Deoxyribonucleic Acid, DNA, encodes the genetic instructions used in the development
and functioning of all known living organisms and many viruses (Raven 2013). It is made up of
nucleic acids, proteins, and carbohydrates (Raven 2013). Nucleic acids are polar and as such are
soluble in polar solvents and are precipitated by non-polar solvents (Nelson et. al. 2008). In
eukaryotes DNA is located in the nucleus, mitochondria, and chloroplasts (Raven 2013). DNA in
the nucleus is double stranded linear whereas in the chloroplasts and mitochondria it is double
stranded and circular (Raven 2013). The purpose of this experiment is to isolate and characterize
DNA from a biological sample and amplify the cytochrome-b gene.
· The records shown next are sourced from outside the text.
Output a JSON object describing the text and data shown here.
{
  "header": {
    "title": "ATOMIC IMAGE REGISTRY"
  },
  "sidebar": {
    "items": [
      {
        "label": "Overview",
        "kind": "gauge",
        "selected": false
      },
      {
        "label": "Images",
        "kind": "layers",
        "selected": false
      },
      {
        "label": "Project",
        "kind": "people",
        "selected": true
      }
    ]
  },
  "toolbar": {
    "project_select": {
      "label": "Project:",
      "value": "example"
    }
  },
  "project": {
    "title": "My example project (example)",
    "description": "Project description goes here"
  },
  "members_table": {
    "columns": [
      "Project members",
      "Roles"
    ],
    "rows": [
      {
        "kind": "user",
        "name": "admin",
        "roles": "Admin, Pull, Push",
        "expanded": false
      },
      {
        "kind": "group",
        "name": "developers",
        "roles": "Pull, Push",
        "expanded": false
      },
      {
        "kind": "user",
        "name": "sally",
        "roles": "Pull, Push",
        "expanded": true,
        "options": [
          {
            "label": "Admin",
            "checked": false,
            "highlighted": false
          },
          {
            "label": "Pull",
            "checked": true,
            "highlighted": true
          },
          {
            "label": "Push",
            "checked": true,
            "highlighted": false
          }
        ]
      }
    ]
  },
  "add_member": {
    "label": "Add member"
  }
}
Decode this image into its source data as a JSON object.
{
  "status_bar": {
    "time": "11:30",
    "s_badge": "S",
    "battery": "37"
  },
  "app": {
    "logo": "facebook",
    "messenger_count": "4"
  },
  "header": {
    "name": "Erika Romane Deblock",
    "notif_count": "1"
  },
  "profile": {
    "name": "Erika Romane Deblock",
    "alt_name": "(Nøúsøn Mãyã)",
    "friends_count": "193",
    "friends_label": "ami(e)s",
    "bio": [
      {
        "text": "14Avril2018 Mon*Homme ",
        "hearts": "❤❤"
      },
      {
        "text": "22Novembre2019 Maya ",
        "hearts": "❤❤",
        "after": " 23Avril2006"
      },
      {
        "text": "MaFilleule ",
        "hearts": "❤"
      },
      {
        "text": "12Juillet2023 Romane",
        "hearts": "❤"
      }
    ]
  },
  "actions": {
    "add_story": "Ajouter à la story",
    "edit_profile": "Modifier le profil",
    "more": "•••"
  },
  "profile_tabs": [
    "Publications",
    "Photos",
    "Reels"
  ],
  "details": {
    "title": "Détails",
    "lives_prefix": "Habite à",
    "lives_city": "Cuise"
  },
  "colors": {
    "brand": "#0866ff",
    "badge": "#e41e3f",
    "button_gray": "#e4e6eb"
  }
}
Classical isolation and purification of DNA consists of four steps. First, cell lysis is
necessary to release DNA (Nelson et. al. 2008). Next, enzymes that hydrolyze DNA are
deactivated (Nelson et. al. 2008). Then, proteins are dissociated and denatured (Nelson et. al.
2008). Lastly, the solvent is extracted and the DNA is precipitated out (Nelson et. al. 2008).
A pure preparation of DNA or RNA should have a ratio of Abs
260/280
of 1.8 to 2.0
(Esposti et. al.1993). Contamination with protein will lower this ratio. A kit is used to isolate
DNA to be examined under the UV spectra and a template is used to amplify a portion of the
cytochrome-b gene by polymerase-chain-reaction (PCR).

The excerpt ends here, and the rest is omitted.